Effects of ferric oxide on the calcination and phase evolution of low-carbon calcium sulfoaluminate cement

Abstract

To achieve a low-carbon transition in the cement industry, Calcium sulfoaluminate cement (CSA) has garnered significant attention, especially when raw materials are substituted with solid waste. Many solid wastes contain ferric oxide, which significantly effects the properties of cementitious materials. However, there is a lack of comprehensive research on the evolution of mineral phases during the calcination process of CSA with and without ferric oxide, limiting theoretical guidance for optimizing cement mineral phases based on calcination process. To address this problem, X-ray diffraction (XRD), Rietveld quantitative analysis, and Scanning electron microscopy (SEM) were used to investigate the evolution of key mineral phases in CSA clinkers with and without Fe₂O₃ over the temperature range of 900 ~ 1250/1300 °C, as well as the influence of CaO content on these processes. The study revealed that the introduction of Fe₂O₃ enhances the reactivity of the mineral phase system at lower temperatures, accelerates the transformation of intermediate phases into target phases, and shifting the rapid reaction stage of C₄A₃$ from 1250 °C–1300 °C to 1150 °C–1250 °C. This shift allows for more C₄A₃$ formation through an intermediate phase (CA and CA₂), optimizing its generation pathway.
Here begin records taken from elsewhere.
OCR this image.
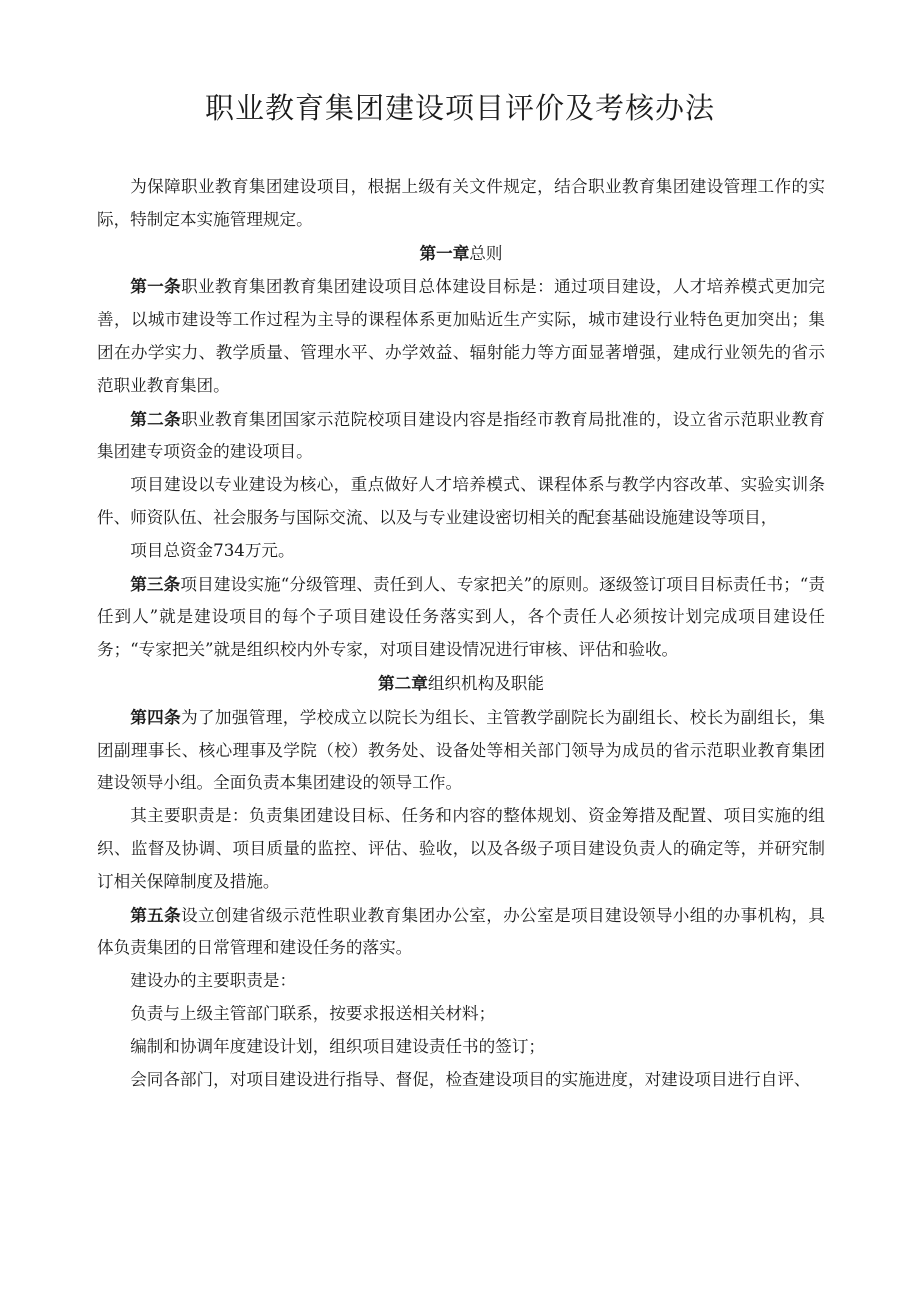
职业教育集团建设项目评价及考核办法

为保障职业教育集团建设项目，根据上级有关文件规定，结合职业教育集团建设管理工作的实际，特制定本实施管理规定。

第一章总则

第一条职业教育集团教育集团建设项目总体建设目标是：通过项目建设，人才培养模式更加完善，以城市建设等工作过程为主导的课程体系更加贴近生产实际，城市建设行业特色更加突出；集团在办学实力、教学质量、管理水平、办学效益、辐射能力等方面显著增强，建成行业领先的省示范职业教育集团。

第二条职业教育集团国家示范院校项目建设内容是指经市教育局批准的，设立省示范职业教育集团建专项资金的建设项目。

项目建设以专业建设为核心，重点做好人才培养模式、课程体系与教学内容改革、实验实训条件、师资队伍、社会服务与国际交流、以及与专业建设密切相关的配套基础设施建设等项目，

项目总资金734万元。

第三条项目建设实施“分级管理、责任到人、专家把关”的原则。逐级签订项目目标责任书；“责任到人”就是建设项目的每个子项目建设任务落实到人，各个责任人必须按计划完成项目建设任务；“专家把关”就是组织校内外专家，对项目建设情况进行审核、评估和验收。

第二章组织机构及职能

第四条为了加强管理，学校成立以院长为组长、主管教学副院长为副组长、校长为副组长，集团副理事长、核心理事及学院（校）教务处、设备处等相关部门领导为成员的省示范职业教育集团建设领导小组。全面负责本集团建设的领导工作。

其主要职责是：负责集团建设目标、任务和内容的整体规划、资金筹措及配置、项目实施的组织、监督及协调、项目质量的监控、评估、验收，以及各级子项目建设负责人的确定等，并研究制订相关保障制度及措施。

第五条设立创建省级示范性职业教育集团办公室，办公室是项目建设领导小组的办事机构，具体负责集团的日常管理和建设任务的落实。

建设办的主要职责是：

负责与上级主管部门联系，按要求报送相关材料；

编制和协调年度建设计划，组织项目建设责任书的签订；

会同各部门，对项目建设进行指导、督促，检查建设项目的实施进度，对建设项目进行自评、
While Fe₂O₃ accelerates the rapid reaction of C₄A₃$, it slightly reduces the selectivity of Ca²⁺ for C₂S, affecting its reaction process but having minimal impact on its final content. Increasing CaO content does not alter the original mineral phase system of the clinker but accelerates the chemical reaction rate of minerals, with this effect further enhanced in systems containing iron. Higher CaO content inhibits the substitution of Fe³⁺ for Al³⁺ in C₄A₃$, thereby reducing the overall amount of C₄A₃$ in clinker.